My darling friend, what is the lesson for you and me? Sometimes you and I need to take a good hard look at why the scattering has occurred in our lives. I wonder if, under conviction of the Holy Spirit, the Lord is able to reveal why some of those relationships are no more or why they look so different. (If this does not apply to our situation, we do not need to be covered in false guilt. We don’t have to receive it. I am not talking about those relationships where we know that we have God’s blessing with a beloved person whom we have lost to death in the past year.) I am talking about those relationships that we justify, knowing that God is not in them. If we were really honest, we might see that God did not get glory in that relationship with the man or woman we were spending so much time with. Perhaps he or she had taken the place of our first Love, Jesus Christ. If we look a little harder at the situation, our relationship with that friend had deteriorated into full-blown gossip sessions, slander of others, sexual immorality, or had caused our heart to grow cold toward the will of God in our lives.
I will not evaluate what needs to be evaluated unless I am forced to. The pill is too bitter to swallow. Sometimes God has to completely shake my world for me to come clean before Him. I will not give up what can be slowly killing me with its poison because the poison has disguised itself so well. The pleasure to my flesh is too tantalizing. The heartbreak of the scattering is agonizing. I can become angry and hard-hearted in my disappointment.

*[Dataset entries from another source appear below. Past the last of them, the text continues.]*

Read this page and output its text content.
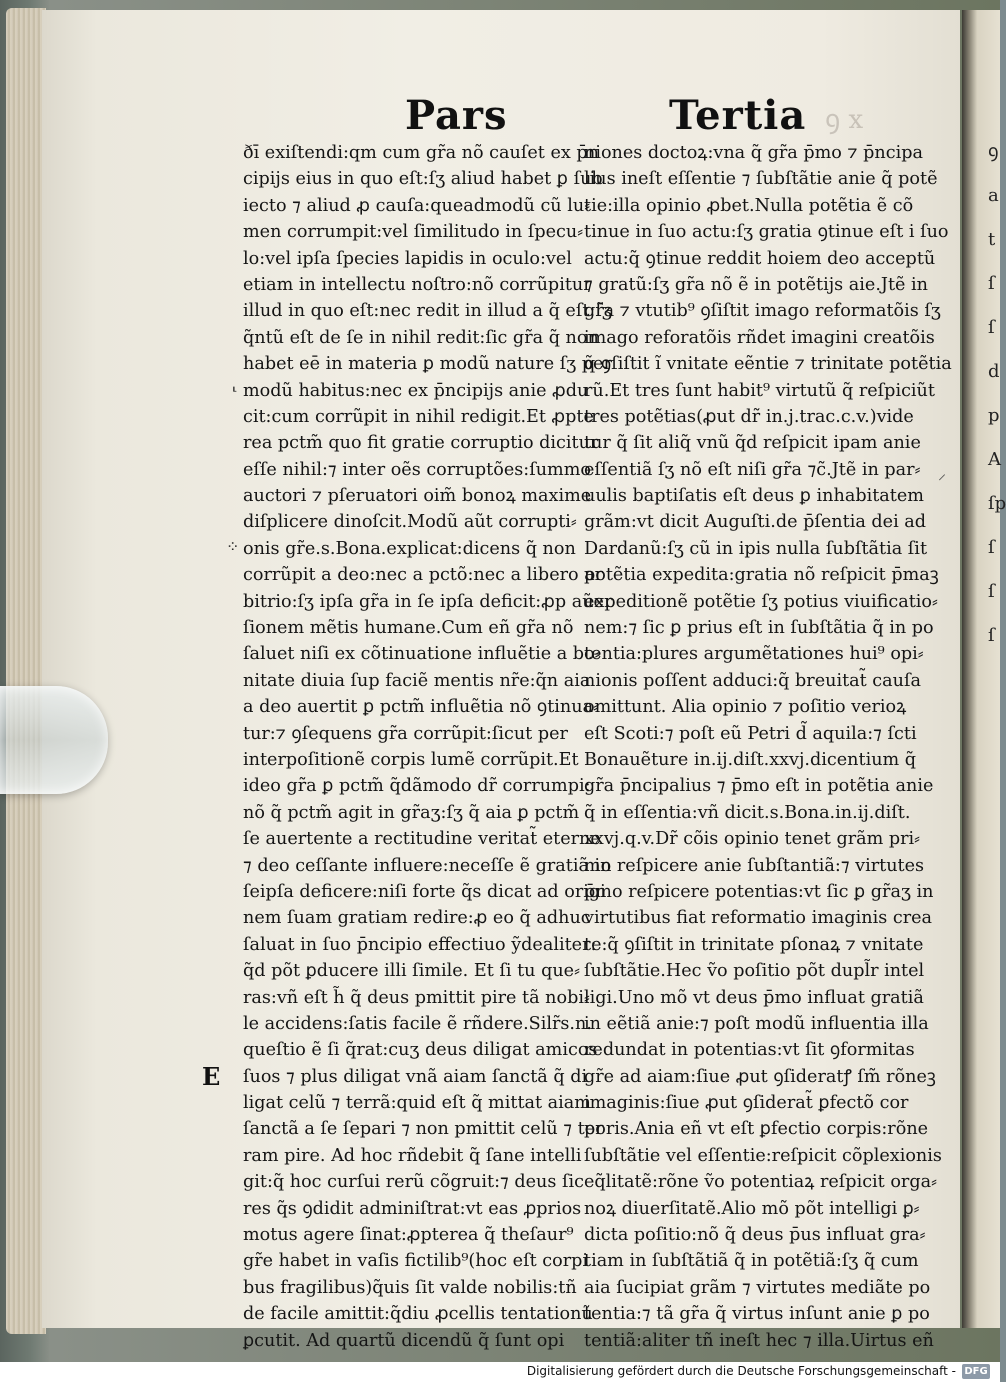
Pars	Tertia ꝯ x
ðī exiſtendi:qm cum gr̃a nõ cauſet ex p̄n
cipijs eius in quo eſt:ſʒ aliud habet ꝑ ſub
iecto ⁊ aliud ꝓ cauſa:queadmodũ cũ lu⸗
men corrumpit:vel ſimilitudo in ſpecu⸗
lo:vel ipſa ſpecies lapidis in oculo:vel
etiam in intellectu noſtro:nõ corrũpitur
illud in quo eſt:nec redit in illud a q̃ eſt:ſʒ
q̃ntũ eſt de ſe in nihil redit:ſic gr̃a q̃ non
habet eē in materia ꝑ modũ nature ſʒ per
modũ habitus:nec ex p̄ncipijs anie ꝓdu
cit:cum corrũpit in nihil redigit.Et ꝓpte
rea pctm̃ quo fit gratie corruptio dicitur
eſſe nihil:⁊ inter oẽs corruptões:ſummo
auctori ⁊ pſeruatori oim̃ bonoꝝ maxime
diſplicere dinoſcit.Modũ aũt corrupti⸗
onis gr̃e.s.Bona.explicat:dicens q̃ non
corrũpit a deo:nec a pctõ:nec a libero ar
bitrio:ſʒ ipſa gr̃a in ſe ipſa deficit:ꝓp aũer
ſionem mẽtis humane.Cum eñ gr̃a nõ
ſaluet niſi ex cõtinuatione influẽtie a bo⸗
nitate diuia ſup faciẽ mentis nr̃e:q̃n aia
a deo auertit ꝑ pctm̃ influẽtia nõ ꝯtinua⸗
tur:⁊ ꝯſequens gr̃a corrũpit:ſicut per
interpoſitionẽ corpis lumẽ corrũpit.Et
ideo gr̃a ꝑ pctm̃ q̃dãmodo dr̃ corrumpi:
nõ q̃ pctm̃ agit in gr̃aʒ:ſʒ q̃ aia ꝑ pctm̃
ſe auertente a rectitudine veritat̃ eterne
⁊ deo ceſſante influere:neceſſe ẽ gratiã in
ſeipſa deficere:niſi forte q̃s dicat ad origi
nem ſuam gratiam redire:ꝓ eo q̃ adhuc
ſaluat in ſuo p̄ncipio effectiuo ỹdealiter:
q̃d põt ꝑducere illi ſimile. Et ſi tu que⸗
ras:vñ eſt h̃ q̃ deus pmittit pire tã nobi⸗
le accidens:ſatis facile ẽ rñdere.Silr̃s.n.
queſtio ẽ ſi q̃rat:cuʒ deus diligat amicos
ſuos ⁊ plus diligat vnã aiam ſanctã q̃ di
ligat celũ ⁊ terrã:quid eſt q̃ mittat aiam
ſanctã a ſe ſepari ⁊ non pmittit celũ ⁊ ter
ram pire. Ad hoc rñdebit q̃ ſane intelli
git:q̃ hoc curſui rerũ cõgruit:⁊ deus ſic
res q̃s ꝯdidit adminiſtrat:vt eas ꝓprios
motus agere ſinat:ꝓpterea q̃ theſaur⁹
gr̃e habet in vaſis fictilib⁹(hoc eſt corpi
bus fragilibus)q̃uis ſit valde nobilis:tñ
de facile amittit:q̃diu ꝓcellis tentationũ
ꝑcutit. Ad quartũ dicendũ q̃ ſunt opi
niones doctoꝝ:vna q̃ gr̃a p̄mo ⁊ p̄ncipa
lius ineſt eſſentie ⁊ ſubſtãtie anie q̃ potẽ
tie:illa opinio ꝓbet.Nulla potẽtia ẽ cõ
tinue in ſuo actu:ſʒ gratia ꝯtinue eſt i ſuo
actu:q̃ ꝯtinue reddit hoiem deo acceptũ
⁊ gratũ:ſʒ gr̃a nõ ẽ in potẽtijs aie.Jtẽ in
gr̃a ⁊ vtutib⁹ ꝯſiſtit imago reformatõis ſʒ
imago reforatõis rñdet imagini creatõis
q̃ ꝯſiſtit ĩ vnitate eẽntie ⁊ trinitate potẽtia
rũ.Et tres ſunt habit⁹ virtutũ q̃ reſpiciũt
tres potẽtias(ꝓut dr̃ in.j.trac.c.v.)vide
tur q̃ ſit aliq̃ vnũ q̃d reſpicit ipam anie
eſſentiã ſʒ nõ eſt niſi gr̃a ⁊c̃.Jtẽ in par⸗
uulis baptiſatis eſt deus ꝑ inhabitatem
grãm:vt dicit Auguſti.de p̄ſentia dei ad
Dardanũ:ſʒ cũ in ipis nulla ſubſtãtia ſit
potẽtia expedita:gratia nõ reſpicit p̄maꝫ
expeditionẽ potẽtie ſʒ potius viuificatio⸗
nem:⁊ ſic ꝑ prius eſt in ſubſtãtia q̃ in po
tentia:plures argumẽtationes hui⁹ opi⸗
nionis poſſent adduci:q̃ breuitat̃ cauſa
omittunt. Alia opinio ⁊ poſitio verioꝝ
eſt Scoti:⁊ poſt eũ Petri d̃ aquila:⁊ ſcti
Bonauẽture in.ij.diſt.xxvj.dicentium q̃
gr̃a p̄ncipalius ⁊ p̄mo eſt in potẽtia anie
q̃ in eſſentia:vñ dicit.s.Bona.in.ij.diſt.
xxvj.q.v.Dr̃ cõis opinio tenet grãm pri⸗
mo reſpicere anie ſubſtantiã:⁊ virtutes
p̄mo reſpicere potentias:vt ſic ꝑ gr̃aʒ in
virtutibus fiat reformatio imaginis crea
te:q̃ ꝯſiſtit in trinitate pſonaꝝ ⁊ vnitate
ſubſtãtie.Hec ṽo poſitio põt dupl̃r intel
ligi.Uno mõ vt deus p̄mo influat gratiã
in eẽtiã anie:⁊ poſt modũ influentia illa
redundat in potentias:vt ſit ꝯformitas
gr̃e ad aiam:ſiue ꝓut ꝯſideratꝭ ſm̃ rõneꝫ
imaginis:ſiue ꝓut ꝯſiderat̃ ꝑfectõ cor
poris.Ania eñ vt eſt ꝑfectio corpis:rõne
ſubſtãtie vel eſſentie:reſpicit cõplexionis
eq̃litatẽ:rõne ṽo potentiaꝝ reſpicit orga⸗
noꝝ diuerſitatẽ.Alio mõ põt intelligi ꝑ⸗
dicta poſitio:nõ q̃ deus p̄us influat gra⸗
tiam in ſubſtãtiã q̃ in potẽtiã:ſʒ q̃ cum
aia ſucipiat grãm ⁊ virtutes mediãte po
tentia:⁊ tã gr̃a q̃ virtus inſunt anie ꝑ po
tentiã:aliter tñ ineſt hec ⁊ illa.Uirtus eñ
⸤
⁘
⸝
E
ꝯ
a
t
ſ
ſ
d
p
A
ſp
ſ
ſ
ſ
Digitalisierung gefördert durch die Deutsche Forschungsgemeinschaft - DFG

But, eventually, if I let Him, He will show me how good He is to have scattered my world. Eventually, I will stand in awe of what He has protected me from and will praise Him for ridding me of what was slowly causing my destruction. I can see the pride, the horror of my ego, as I fall on my face over His gracious mercy to me. And my bruised and healing heart will say once again, “You, O Lord, are God and You are good to me.”
Becky says
Thank you Shawn!
karen44 says
Actually, I've been poison in a friendship. Griping over things that became gossip sessions. But God was gracious and let me keep the friendship while opening my eyes to my own misguided brand of poison. Sometimes he doesn't need to scatter — just to reveal Truth. If I hadn't responded, I supposed He would have scattered. That would have been tragic.